The entrance to Omotesando is not very well marked but it is marked.  There aren’t any huge shops that easily identify the entrance but it is located between both the Keisei and JR stations.  Once you walk a little into Omotesando you start to see all of the shops.  It is definitely designed with both Japanese and international tourists in mind.  As I walked along, I could see some of the old kitchenware shops and souvenir shops that I would often see in the small towns of Japan.  They aren’t really my sort of thing but if you wanted to see all of the characters that represent Narita, you can definitely see them along Omotesando.

Shops of Omotesando

Shops of Omotesando

While the mascot characters of Narita are in many of the souvenir shops, most of Omotesando is lined with stone animals.  These animals represent the 12 animals of the Chinese zodiac.  It is a really fun thing to see and to search for your own animal sign.  I know I did but do be aware that there are many doubles and some of them are a little harder to find than others.  It was a fun thing to see along the route.

2014 - Year of the Horse

2014 – Year of the Horse

2015 - Year of the Goat/Ram

2015 – Year of the Goat/Ram/Sheep

2016 - Year of the Monkey

2016 – Year of the Monkey

2017 - Year of the Rooster

2017 – Year of the Rooster

For tourists, the first major shop to visit would be the sake brewery.  There is a small one located at the main bend in the road that is nearest to the station.  The brewery really tailors itself to foreigners as they have a lot of English explaining how sake is made and the different types of sake that they have.  I’m sure that a lot of people who have a long enough layover in Tokyo make a quick stop here and sample some of the sake.  I never tried any of it but you can definitely buy a bottle to bring home if you are looking for something a little cheaper than duty free and definitely something regional.

Sake Brewery in Narita

Sake Brewery in Narita

As you hit the fork in the road from the station, you need to bear right and head down the hill.  This is where you can find most of the food shops.  When I visited, it was in the middle of summer and it was sizzling.  I didn’t want to eat Japanese food as I was on my way to pick up my brother and I was sure that we would be eating a lot of Japanese food for the next 3 weeks.  I ended up eating at a Hawaiian restaurant closer to the station but if I wanted some traditional Japanese food, especially the unagi which is a specialty of Narita, I would have stopped in one of these shops.
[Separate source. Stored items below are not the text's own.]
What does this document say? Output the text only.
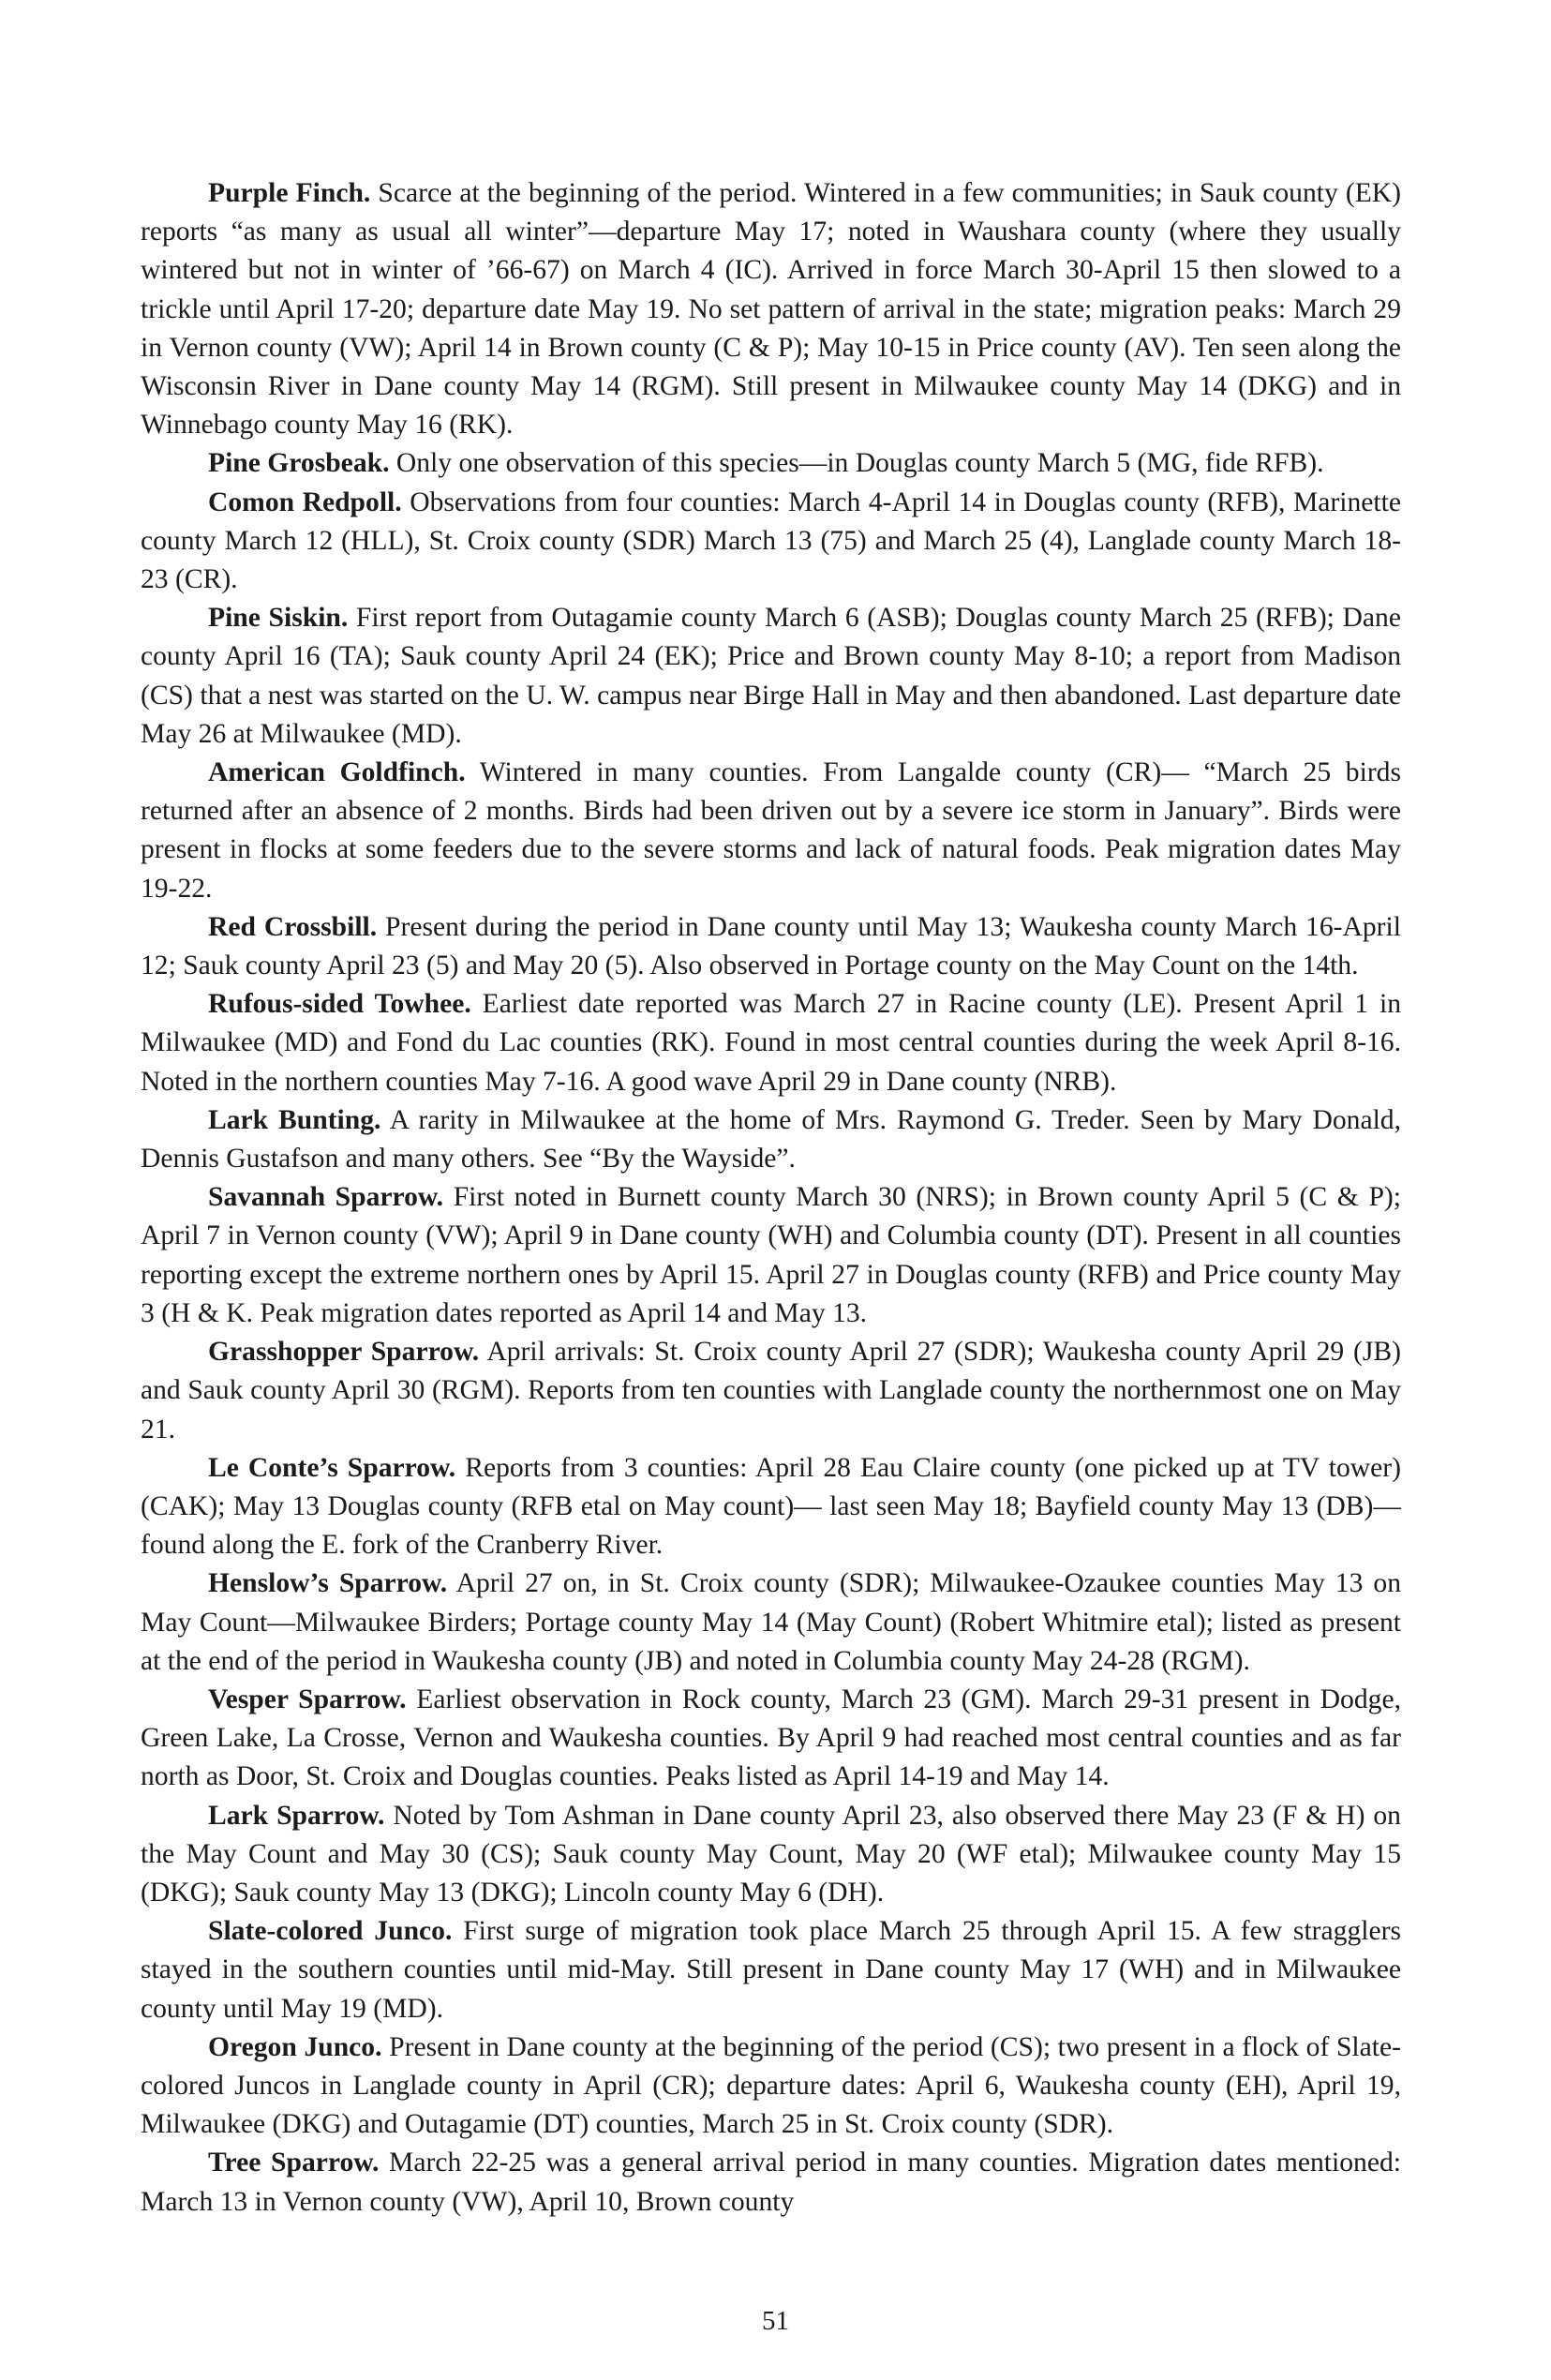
Purple Finch. Scarce at the beginning of the period. Wintered in a few communities; in Sauk county (EK) reports “as many as usual all winter”—departure May 17; noted in Waushara county (where they usually wintered but not in winter of ’66-67) on March 4 (IC). Arrived in force March 30-April 15 then slowed to a trickle until April 17-20; departure date May 19. No set pattern of arrival in the state; migration peaks: March 29 in Vernon county (VW); April 14 in Brown county (C & P); May 10-15 in Price county (AV). Ten seen along the Wisconsin River in Dane county May 14 (RGM). Still present in Milwaukee county May 14 (DKG) and in Winnebago county May 16 (RK).

Pine Grosbeak. Only one observation of this species—in Douglas county March 5 (MG, fide RFB).

Comon Redpoll. Observations from four counties: March 4-April 14 in Douglas county (RFB), Marinette county March 12 (HLL), St. Croix county (SDR) March 13 (75) and March 25 (4), Langlade county March 18-23 (CR).

Pine Siskin. First report from Outagamie county March 6 (ASB); Douglas county March 25 (RFB); Dane county April 16 (TA); Sauk county April 24 (EK); Price and Brown county May 8-10; a report from Madison (CS) that a nest was started on the U. W. campus near Birge Hall in May and then abandoned. Last departure date May 26 at Milwaukee (MD).

American Goldfinch. Wintered in many counties. From Langalde county (CR)— “March 25 birds returned after an absence of 2 months. Birds had been driven out by a severe ice storm in January”. Birds were present in flocks at some feeders due to the severe storms and lack of natural foods. Peak migration dates May 19-22.

Red Crossbill. Present during the period in Dane county until May 13; Waukesha county March 16-April 12; Sauk county April 23 (5) and May 20 (5). Also observed in Portage county on the May Count on the 14th.

Rufous-sided Towhee. Earliest date reported was March 27 in Racine county (LE). Present April 1 in Milwaukee (MD) and Fond du Lac counties (RK). Found in most central counties during the week April 8-16. Noted in the northern counties May 7-16. A good wave April 29 in Dane county (NRB).

Lark Bunting. A rarity in Milwaukee at the home of Mrs. Raymond G. Treder. Seen by Mary Donald, Dennis Gustafson and many others. See “By the Wayside”.

Savannah Sparrow. First noted in Burnett county March 30 (NRS); in Brown county April 5 (C & P); April 7 in Vernon county (VW); April 9 in Dane county (WH) and Columbia county (DT). Present in all counties reporting except the extreme northern ones by April 15. April 27 in Douglas county (RFB) and Price county May 3 (H & K. Peak migration dates reported as April 14 and May 13.

Grasshopper Sparrow. April arrivals: St. Croix county April 27 (SDR); Waukesha county April 29 (JB) and Sauk county April 30 (RGM). Reports from ten counties with Langlade county the northernmost one on May 21.

Le Conte’s Sparrow. Reports from 3 counties: April 28 Eau Claire county (one picked up at TV tower) (CAK); May 13 Douglas county (RFB etal on May count)— last seen May 18; Bayfield county May 13 (DB)—found along the E. fork of the Cranberry River.

Henslow’s Sparrow. April 27 on, in St. Croix county (SDR); Milwaukee-Ozaukee counties May 13 on May Count—Milwaukee Birders; Portage county May 14 (May Count) (Robert Whitmire etal); listed as present at the end of the period in Waukesha county (JB) and noted in Columbia county May 24-28 (RGM).

Vesper Sparrow. Earliest observation in Rock county, March 23 (GM). March 29-31 present in Dodge, Green Lake, La Crosse, Vernon and Waukesha counties. By April 9 had reached most central counties and as far north as Door, St. Croix and Douglas counties. Peaks listed as April 14-19 and May 14.

Lark Sparrow. Noted by Tom Ashman in Dane county April 23, also observed there May 23 (F & H) on the May Count and May 30 (CS); Sauk county May Count, May 20 (WF etal); Milwaukee county May 15 (DKG); Sauk county May 13 (DKG); Lincoln county May 6 (DH).

Slate-colored Junco. First surge of migration took place March 25 through April 15. A few stragglers stayed in the southern counties until mid-May. Still present in Dane county May 17 (WH) and in Milwaukee county until May 19 (MD).

Oregon Junco. Present in Dane county at the beginning of the period (CS); two present in a flock of Slate-colored Juncos in Langlade county in April (CR); departure dates: April 6, Waukesha county (EH), April 19, Milwaukee (DKG) and Outagamie (DT) counties, March 25 in St. Croix county (SDR).

Tree Sparrow. March 22-25 was a general arrival period in many counties. Migration dates mentioned: March 13 in Vernon county (VW), April 10, Brown county

51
Shrine at the Fork in the Road

Shrine at the Fork in the Road

Shops near Naritasan

Shops near Naritasan

Omotesando is a good place to visit and if you only have time to visit Japan for a layover, Narita is as good as it gets.  You don’t have to travel an hour to get into town and you can see an old style city instead of going all the way to Kyoto or Kamakura.  While Kyoto and Kamakura are definitely more historical, Narita is good enough if you only have a layover or if you plan to spend a night in Narita before an early morning flight.